Wagner started her career in quite a different field—earning her undergraduate degree in East Asian Studies from Princeton University, and a Ph.D. in East Asian Languages and Civilizations from Harvard University.

Fluent in Mandarin, she hopes to develop a client base of Mandarin speakers as her career proceeds.

“When I was at the Southern District of New York, there were so many cases being brought under various federal and state labor laws on behalf of workers who get taken advantage of severely because of their lack of competence in English,” she says. “These cases are not as easy to bring in Michigan, where the state lacks the robust labor protection laws that other states like New York have. And of course, there is a much smaller Chinese immigrant population here than in New York or Chicago, where I translated for the Chinatown legal aid clinic. But I hope to meet people and work with folks in the Chinese immigrant community here and see if there are ways to serve their needs.”

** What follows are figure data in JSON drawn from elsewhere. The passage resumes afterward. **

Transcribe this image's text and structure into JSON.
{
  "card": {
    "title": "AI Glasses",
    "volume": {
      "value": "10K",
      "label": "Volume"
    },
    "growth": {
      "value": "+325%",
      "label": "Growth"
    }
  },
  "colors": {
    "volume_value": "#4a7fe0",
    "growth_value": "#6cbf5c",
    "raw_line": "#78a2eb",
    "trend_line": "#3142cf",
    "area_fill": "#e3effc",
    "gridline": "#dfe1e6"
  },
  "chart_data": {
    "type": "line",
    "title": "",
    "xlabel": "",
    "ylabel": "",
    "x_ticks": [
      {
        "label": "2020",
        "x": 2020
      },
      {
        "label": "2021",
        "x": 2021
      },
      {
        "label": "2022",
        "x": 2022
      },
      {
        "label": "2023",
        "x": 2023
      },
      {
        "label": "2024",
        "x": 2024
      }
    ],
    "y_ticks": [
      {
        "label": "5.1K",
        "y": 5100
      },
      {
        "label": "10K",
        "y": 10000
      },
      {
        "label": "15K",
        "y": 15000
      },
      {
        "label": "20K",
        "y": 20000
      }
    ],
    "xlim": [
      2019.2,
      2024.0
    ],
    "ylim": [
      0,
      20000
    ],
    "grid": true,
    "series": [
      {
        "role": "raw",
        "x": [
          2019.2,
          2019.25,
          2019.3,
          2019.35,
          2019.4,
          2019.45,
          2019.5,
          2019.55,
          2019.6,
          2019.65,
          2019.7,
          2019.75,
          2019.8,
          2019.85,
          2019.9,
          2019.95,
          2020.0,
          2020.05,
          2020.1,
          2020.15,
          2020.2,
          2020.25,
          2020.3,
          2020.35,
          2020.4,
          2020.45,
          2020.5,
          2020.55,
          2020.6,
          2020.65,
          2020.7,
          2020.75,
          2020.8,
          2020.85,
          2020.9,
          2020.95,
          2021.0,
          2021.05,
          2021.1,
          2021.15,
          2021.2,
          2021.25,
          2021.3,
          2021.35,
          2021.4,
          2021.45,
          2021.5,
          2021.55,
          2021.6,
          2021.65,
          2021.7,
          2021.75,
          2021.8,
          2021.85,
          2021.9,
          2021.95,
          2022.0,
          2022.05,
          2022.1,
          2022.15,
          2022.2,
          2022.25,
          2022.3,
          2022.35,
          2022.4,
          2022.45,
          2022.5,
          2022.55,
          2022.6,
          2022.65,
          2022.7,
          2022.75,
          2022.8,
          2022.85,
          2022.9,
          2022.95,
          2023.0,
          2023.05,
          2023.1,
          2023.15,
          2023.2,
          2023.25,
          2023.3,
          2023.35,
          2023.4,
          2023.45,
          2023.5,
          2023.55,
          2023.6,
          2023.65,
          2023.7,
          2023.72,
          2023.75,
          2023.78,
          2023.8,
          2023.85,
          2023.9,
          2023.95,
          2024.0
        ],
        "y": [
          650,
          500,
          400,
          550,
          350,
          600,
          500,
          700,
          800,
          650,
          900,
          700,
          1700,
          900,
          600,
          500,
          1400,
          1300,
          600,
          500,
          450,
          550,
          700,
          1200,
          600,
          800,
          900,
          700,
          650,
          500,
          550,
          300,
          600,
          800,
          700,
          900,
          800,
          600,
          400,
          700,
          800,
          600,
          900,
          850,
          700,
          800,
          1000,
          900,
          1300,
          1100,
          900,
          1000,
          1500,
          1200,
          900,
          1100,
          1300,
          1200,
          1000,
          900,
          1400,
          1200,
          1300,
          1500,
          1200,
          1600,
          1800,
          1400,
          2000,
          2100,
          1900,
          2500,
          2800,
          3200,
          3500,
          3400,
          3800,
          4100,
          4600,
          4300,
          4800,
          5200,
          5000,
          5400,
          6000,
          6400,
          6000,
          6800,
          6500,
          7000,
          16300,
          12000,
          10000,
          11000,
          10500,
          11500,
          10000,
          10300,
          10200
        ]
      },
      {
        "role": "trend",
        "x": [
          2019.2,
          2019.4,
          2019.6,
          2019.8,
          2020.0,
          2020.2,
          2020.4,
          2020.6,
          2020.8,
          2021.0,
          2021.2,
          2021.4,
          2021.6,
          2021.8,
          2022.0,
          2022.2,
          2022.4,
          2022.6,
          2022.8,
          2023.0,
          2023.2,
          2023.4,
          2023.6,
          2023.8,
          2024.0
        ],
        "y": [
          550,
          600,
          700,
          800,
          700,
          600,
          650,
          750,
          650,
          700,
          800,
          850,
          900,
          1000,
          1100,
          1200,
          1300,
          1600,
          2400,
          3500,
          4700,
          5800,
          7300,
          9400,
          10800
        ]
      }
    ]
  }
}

During her time working for universities, she designed and ran study abroad programs and spent time overseas in Australia, and China. Her passion for travel continues, and she and her wife Sharon— a professor and chair of architecture programs at the University of Michigan—have recently visited Germany and the Czech Republic, China, and Greece.
“It’s great for me to learn new things, and I focus on the food part of the journeys,” Wagner says. “Our next big trip will be in the U.S.—we want to hike and explore one or two of the great national parks out west.”

Despite backgrounds as “big-city gals,” the couple enjoys life in Ann Arbor.

“We love going to U of M football games, even though neither of us are alumni—but we have all the maize-and-blue accessories and enjoy the huge event that each game is. I also enjoy attending a couple other events a year—women’s gymnastics and women’s basketball in particular,” she says. “We love the food and dining, being able to walk to town, and everything else that everyone loves about Ann Arbor.”

Golfing is another interest, and Wagner recently played in the Federal Bar Association bench-and-bar outing.

“I love how golf allows me an opportunity to quiet my mind and enjoy the challenge of the game, all while being outside with friends,” she says.